When I was young, I always felt lucky when Ella had us for dinner.
We had just moved into the neighborhood, and when she came to welcome us our new next-door neighbor invited us over for dinner. We brought brownies made from a powder in a box, but she had spent that whole Saturday cooking for us. My mom had been ashamed to offer our desert, but Ella took it with a smile and must have thanked us a hundred times. I was suspicious when the plate was placed before me. I had never tried liver, but until that night I knew I would hate it. My mother had pleaded with me and tossed veiled threats of bodily harm if I were not polite and at least try the dish. I cut off a tiny slice, and with the smallest corner of my front teeth I nibbled at the liver. To my surprise it was not horrible. I tried a larger bite and found that I liked it quite a lot.
For the following year, every Saturday evening we would spend time as a family, cooking a more serious desert, and then we would dress up sharply for dinner with Ella. Every time I would present myself for her inspection, she would tell me, “Oh you dear, you look so sweet, I could just eat you right up.” It made me blush every time.

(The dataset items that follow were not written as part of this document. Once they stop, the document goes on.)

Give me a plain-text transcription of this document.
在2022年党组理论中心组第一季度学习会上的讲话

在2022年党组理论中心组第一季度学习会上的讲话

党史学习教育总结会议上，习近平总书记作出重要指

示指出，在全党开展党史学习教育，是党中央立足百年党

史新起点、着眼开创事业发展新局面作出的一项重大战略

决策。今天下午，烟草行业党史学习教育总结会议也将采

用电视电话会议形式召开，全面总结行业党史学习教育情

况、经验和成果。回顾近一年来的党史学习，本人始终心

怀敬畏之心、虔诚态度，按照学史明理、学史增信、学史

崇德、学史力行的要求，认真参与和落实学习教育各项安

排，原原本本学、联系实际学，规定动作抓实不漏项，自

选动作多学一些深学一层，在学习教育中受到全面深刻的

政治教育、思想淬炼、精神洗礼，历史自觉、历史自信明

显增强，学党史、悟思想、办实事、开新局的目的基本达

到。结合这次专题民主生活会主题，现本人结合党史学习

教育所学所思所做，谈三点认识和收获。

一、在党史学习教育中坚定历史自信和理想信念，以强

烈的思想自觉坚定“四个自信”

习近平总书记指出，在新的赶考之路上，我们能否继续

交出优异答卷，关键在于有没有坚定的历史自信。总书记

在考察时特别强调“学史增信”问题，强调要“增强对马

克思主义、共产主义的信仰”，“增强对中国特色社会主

And the meals she would make were so exotic; so many things I had never heard of, let alone eaten. One Saturday we would have pate, another tartar. Her homemade stews and soups made me beg for seconds. I had my first steak at the beginning of Summer break that year. I never knew meat could be so soft; I was not allowed a knife but did not need one. Italian sausage, Polish sausage, Mexican sausage, all homemade, and every one of them my favorite.
One morning as I prepared for school and my father read the paper, I saw a word on the front page that I had mistaken with “Cannonballs?” Though I had misread the big block headline, the photo of skulls and long bones in the forest at the edge of our neighborhood were unmistakable. My parents insisted I no longer walk alone that fall, too worried I would fall victim to the local pirates I was sure. When conversation with Ella turned toward the bones in the woods, she dismissed it as “silly teenagers playing at being wicked with grave robbery and made up rituals.”
The morning that winter when the police escorted Ella away, my mother quickly turned green and ran to the bathroom, retching along the way. It took longer for it to dawn on me what had made my mother ill. Months later, when we sat in the courtroom and the prosecutor explained to me what a cannibal is, I reacted much the same.
I still feel lucky Ella never had us for dinner.